After a two-hour meeting on Monday morning that featured district leaders, school nurses, and athletic trainers, Lincoln decided to push back the start date for winter practice in all sports to this coming Saturday, Jan. 16. Athletes and coaches were notified of the decision Monday at noontime with practices scheduled for 2:30 p.m.

“It wasn’t a decision that we took lightly, but safety is the first priority before putting the kids in a situation that could ultimately cause more harm to them and their families. We made the best decision possible based off the information we had,” said O’Connor. “We’re monitoring the situation. Obviously things change on a day-to-day basis, but we’re tracking towards starting up on Saturday. (Tuesday) was a good day.”

The Lincoln athletes who have either tested positive or have a close-contact issue won’t be available to their respective teams for Saturday’s first day of practice. Upon clearing the quarantine hurdle, they’ll have to adhere to the winter sports general safety mitigation requirements that were implemented by the R.I. Interscholastic League after receiving approval from the Principals’ Committee on Athletics at the Dec. 9 meeting.

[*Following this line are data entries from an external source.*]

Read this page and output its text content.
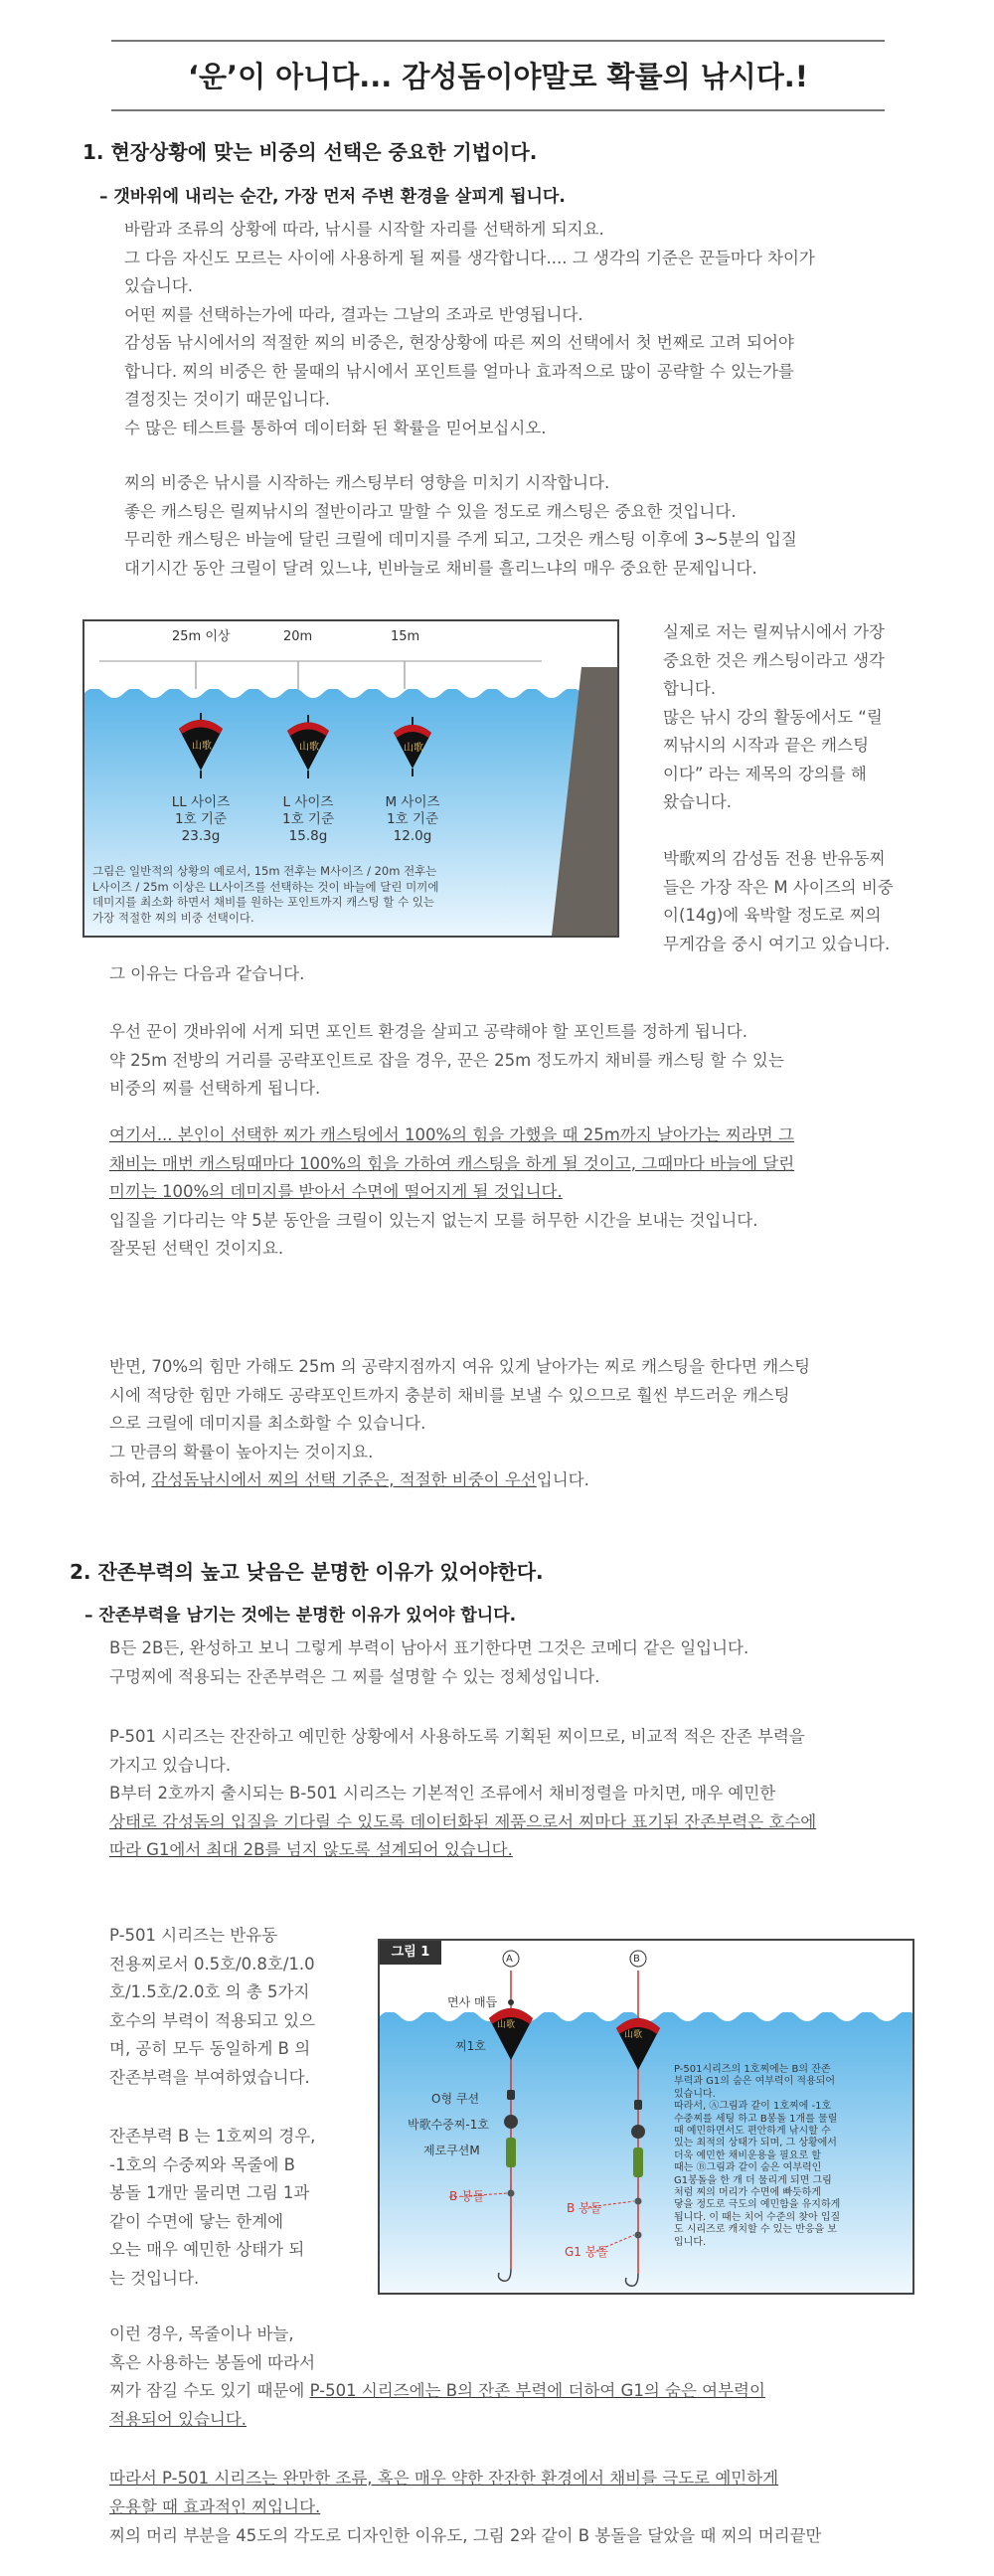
‘운’이 아니다... 감성돔이야말로 확률의 낚시다.!
1. 현장상황에 맞는 비중의 선택은 중요한 기법이다.
– 갯바위에 내리는 순간, 가장 먼저 주변 환경을 살피게 됩니다.
바람과 조류의 상황에 따라, 낚시를 시작할 자리를 선택하게 되지요.
그 다음 자신도 모르는 사이에 사용하게 될 찌를 생각합니다.... 그 생각의 기준은 꾼들마다 차이가
있습니다.
어떤 찌를 선택하는가에 따라, 결과는 그날의 조과로 반영됩니다.
감성돔 낚시에서의 적절한 찌의 비중은, 현장상황에 따른 찌의 선택에서 첫 번째로 고려 되어야
합니다. 찌의 비중은 한 물때의 낚시에서 포인트를 얼마나 효과적으로 많이 공략할 수 있는가를
결정짓는 것이기 때문입니다.
수 많은 테스트를 통하여 데이터화 된 확률을 믿어보십시오.
찌의 비중은 낚시를 시작하는 캐스팅부터 영향을 미치기 시작합니다.
좋은 캐스팅은 릴찌낚시의 절반이라고 말할 수 있을 정도로 캐스팅은 중요한 것입니다.
무리한 캐스팅은 바늘에 달린 크릴에 데미지를 주게 되고, 그것은 캐스팅 이후에 3~5분의 입질
대기시간 동안 크릴이 달려 있느냐, 빈바늘로 채비를 흘리느냐의 매우 중요한 문제입니다.
25m 이상	20m	15m
山歌	山歌	山歌
LL 사이즈
1호 기준
23.3g
L 사이즈
1호 기준
15.8g
M 사이즈
1호 기준
12.0g
그림은 일반적의 상황의 예로서, 15m 전후는 M사이즈 / 20m 전후는
L사이즈 / 25m 이상은 LL사이즈를 선택하는 것이 바늘에 달린 미끼에
데미지를 최소화 하면서 채비를 원하는 포인트까지 캐스팅 할 수 있는
가장 적절한 찌의 비중 선택이다.
실제로 저는 릴찌낚시에서 가장
중요한 것은 캐스팅이라고 생각
합니다.
많은 낚시 강의 활동에서도 “릴
찌낚시의 시작과 끝은 캐스팅
이다” 라는 제목의 강의를 해
왔습니다.

박歌찌의 감성돔 전용 반유동찌
들은 가장 작은 M 사이즈의 비중
이(14g)에 육박할 정도로 찌의
무게감을 중시 여기고 있습니다.
그 이유는 다음과 같습니다.
우선 꾼이 갯바위에 서게 되면 포인트 환경을 살피고 공략해야 할 포인트를 정하게 됩니다.
약 25m 전방의 거리를 공략포인트로 잡을 경우, 꾼은 25m 정도까지 채비를 캐스팅 할 수 있는
비중의 찌를 선택하게 됩니다.
여기서... 본인이 선택한 찌가 캐스팅에서 100%의 힘을 가했을 때 25m까지 날아가는 찌라면 그
채비는 매번 캐스팅때마다 100%의 힘을 가하여 캐스팅을 하게 될 것이고, 그때마다 바늘에 달린
미끼는 100%의 데미지를 받아서 수면에 떨어지게 될 것입니다.
입질을 기다리는 약 5분 동안을 크릴이 있는지 없는지 모를 허무한 시간을 보내는 것입니다.
잘못된 선택인 것이지요.
반면, 70%의 힘만 가해도 25m 의 공략지점까지 여유 있게 날아가는 찌로 캐스팅을 한다면 캐스팅
시에 적당한 힘만 가해도 공략포인트까지 충분히 채비를 보낼 수 있으므로 훨씬 부드러운 캐스팅
으로 크릴에 데미지를 최소화할 수 있습니다.
그 만큼의 확률이 높아지는 것이지요.
하여, 감성돔낚시에서 찌의 선택 기준은, 적절한 비중이 우선입니다.
2. 잔존부력의 높고 낮음은 분명한 이유가 있어야한다.
– 잔존부력을 남기는 것에는 분명한 이유가 있어야 합니다.
B든 2B든, 완성하고 보니 그렇게 부력이 남아서 표기한다면 그것은 코메디 같은 일입니다.
구멍찌에 적용되는 잔존부력은 그 찌를 설명할 수 있는 정체성입니다.
P-501 시리즈는 잔잔하고 예민한 상황에서 사용하도록 기획된 찌이므로, 비교적 적은 잔존 부력을
가지고 있습니다.
B부터 2호까지 출시되는 B-501 시리즈는 기본적인 조류에서 채비정렬을 마치면, 매우 예민한
상태로 감성돔의 입질을 기다릴 수 있도록 데이터화된 제품으로서 찌마다 표기된 잔존부력은 호수에
따라 G1에서 최대 2B를 넘지 않도록 설계되어 있습니다.
P-501 시리즈는 반유동
전용찌로서 0.5호/0.8호/1.0
호/1.5호/2.0호 의 총 5가지
호수의 부력이 적용되고 있으
며, 공히 모두 동일하게 B 의
잔존부력을 부여하였습니다.
잔존부력 B 는 1호찌의 경우,
-1호의 수중찌와 목줄에 B
봉돌 1개만 물리면 그림 1과
같이 수면에 닿는 한계에
오는 매우 예민한 상태가 되
는 것입니다.
이런 경우, 목줄이나 바늘,
혹은 사용하는 봉돌에 따라서
그림 1	A	B
면사 매듭
찌1호
O형 쿠션
박歌수중찌-1호
제로쿠션M
B 봉돌
B 봉돌
G1 봉돌
山歌
山歌
P-501시리즈의 1호찌에는 B의 잔존
부력과 G1의 숨은 여부력이 적용되어
있습니다.
따라서, Ⓐ그림과 같이 1호찌에 -1호
수중찌를 세팅 하고 B봉돌 1개를 물릴
때 예민하면서도 편안하게 낚시할 수
있는 최적의 상태가 되며, 그 상황에서
더욱 예민한 채비운용을 필요로 할
때는 Ⓑ그림과 같이 숨은 여부력인
G1봉돌을 한 개 더 물리게 되면 그림
처럼 찌의 머리가 수면에 빠듯하게
닿을 정도로 극도의 예민함을 유지하게
됩니다. 이 때는 치어 수준의 찾아 입질
도 시리즈로 캐치할 수 있는 반응을 보
입니다.
찌가 잠길 수도 있기 때문에 P-501 시리즈에는 B의 잔존 부력에 더하여 G1의 숨은 여부력이
적용되어 있습니다.
따라서 P-501 시리즈는 완만한 조류, 혹은 매우 약한 잔잔한 환경에서 채비를 극도로 예민하게
운용할 때 효과적인 찌입니다.
찌의 머리 부분을 45도의 각도로 디자인한 이유도, 그림 2와 같이 B 봉돌을 달았을 때 찌의 머리끝만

To summarize, any athlete who tests positive for the coronavirus must be cleared by their primary care physician or medical professional prior to adhering to the return-to-play protocol that includes participating in 10 practices before being allowed to play a game. This development will leave those LHS athletes who are currently in COVID timeout little choice but to play catchup after missing an indefinite period that includes practice time and possibly games.

“There are some kids who are out for 20 days right now through no fault of their own because a family member in their house has it,” said O’Connor.